A queda de Salles foi comemorada com cautela por ativistas e ONGs ligadas ao meio ambiente. Não há esperança de que haja guinada na política ambiental, que segue as diretrizes que Bolsonaro publiciza desde a campanha. “Enquanto Jair Bolsonaro estiver no cargo, com aliados como Arthur Lira [presidente da Câmara] para passar a boiada no Congresso, o meio ambiente e os povos indígenas não terão um dia sequer de paz”, disse, em nota, a ONG Observatório do Clima. Foi uma referência ao avanço na Câmara, nesta quarta, de projeto que fragiliza a demarcação de terras indígenas. “Salles foi sintoma e não doença”, conclui a ONG.

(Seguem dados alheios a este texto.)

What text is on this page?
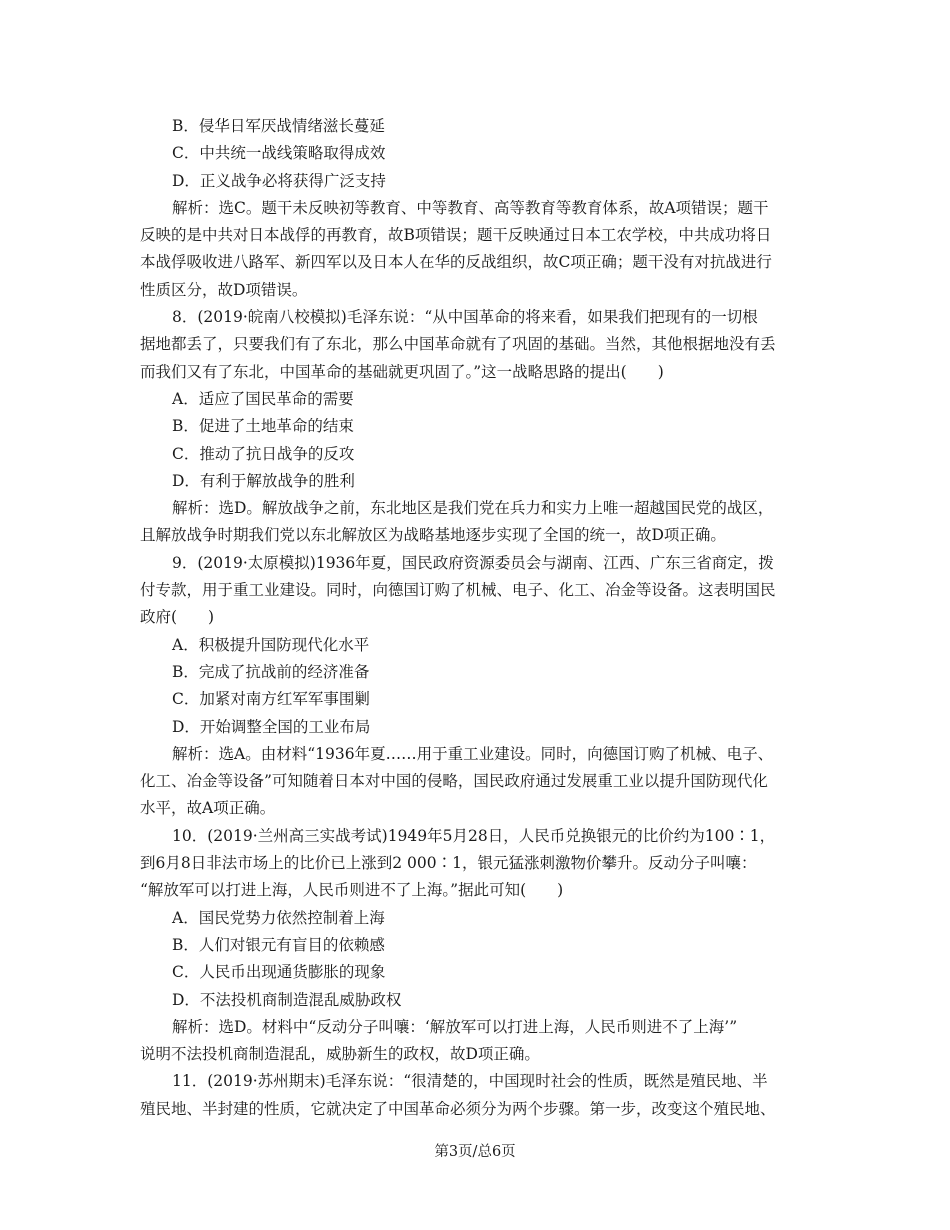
B．侵华日军厌战情绪滋长蔓延
C．中共统一战线策略取得成效
D．正义战争必将获得广泛支持
解析：选C。题干未反映初等教育、中等教育、高等教育等教育体系，故A项错误；题干
反映的是中共对日本战俘的再教育，故B项错误；题干反映通过日本工农学校，中共成功将日
本战俘吸收进八路军、新四军以及日本人在华的反战组织，故C项正确；题干没有对抗战进行
性质区分，故D项错误。
8．(2019·皖南八校模拟)毛泽东说：“从中国革命的将来看，如果我们把现有的一切根
据地都丢了，只要我们有了东北，那么中国革命就有了巩固的基础。当然，其他根据地没有丢
而我们又有了东北，中国革命的基础就更巩固了。”这一战略思路的提出(　　)
A．适应了国民革命的需要
B．促进了土地革命的结束
C．推动了抗日战争的反攻
D．有利于解放战争的胜利
解析：选D。解放战争之前，东北地区是我们党在兵力和实力上唯一超越国民党的战区，
且解放战争时期我们党以东北解放区为战略基地逐步实现了全国的统一，故D项正确。
9．(2019·太原模拟)1936年夏，国民政府资源委员会与湖南、江西、广东三省商定，拨
付专款，用于重工业建设。同时，向德国订购了机械、电子、化工、冶金等设备。这表明国民
政府(　　)
A．积极提升国防现代化水平
B．完成了抗战前的经济准备
C．加紧对南方红军军事围剿
D．开始调整全国的工业布局
解析：选A。由材料“1936年夏……用于重工业建设。同时，向德国订购了机械、电子、
化工、冶金等设备”可知随着日本对中国的侵略，国民政府通过发展重工业以提升国防现代化
水平，故A项正确。
10．(2019·兰州高三实战考试)1949年5月28日，人民币兑换银元的比价约为100∶1，
到6月8日非法市场上的比价已上涨到2 000∶1，银元猛涨刺激物价攀升。反动分子叫嚷：
“解放军可以打进上海，人民币则进不了上海。”据此可知(　　)
A．国民党势力依然控制着上海
B．人们对银元有盲目的依赖感
C．人民币出现通货膨胀的现象
D．不法投机商制造混乱威胁政权
解析：选D。材料中“反动分子叫嚷：‘解放军可以打进上海，人民币则进不了上海’”
说明不法投机商制造混乱，威胁新生的政权，故D项正确。
11．(2019·苏州期末)毛泽东说：“很清楚的，中国现时社会的性质，既然是殖民地、半
殖民地、半封建的性质，它就决定了中国革命必须分为两个步骤。第一步，改变这个殖民地、
第3页/总6页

Aliado de Salles na pasta até agora, o novo ministro Álvaro Leite tampouco arrancou aplausos entusiasmados, especialmente por causa de seu trabalho para uma das entidades mais emblemáticas do agronegócio, tradicionalmente crítico das regulações ambientais. De acordo com uma reportagem da BBC, Joaquim Álvaro Pereira Leite integra uma família tradicional de fazendeiros de café de São Paulo que pleiteia um pedaço da Terra Indígena Jaraguá, em São Paulo, cuja demarcação segue na justiça. Segundo seu currículo disponível no site do Ministério do Meio Ambiente, o novo ministro tem formação em Administração de Empresas, pela Universidade de Marília (Unimar), no interior de São Paulo, e MBA pelo Instituto de Ensino e Pesquisa (Insper), em São Paulo.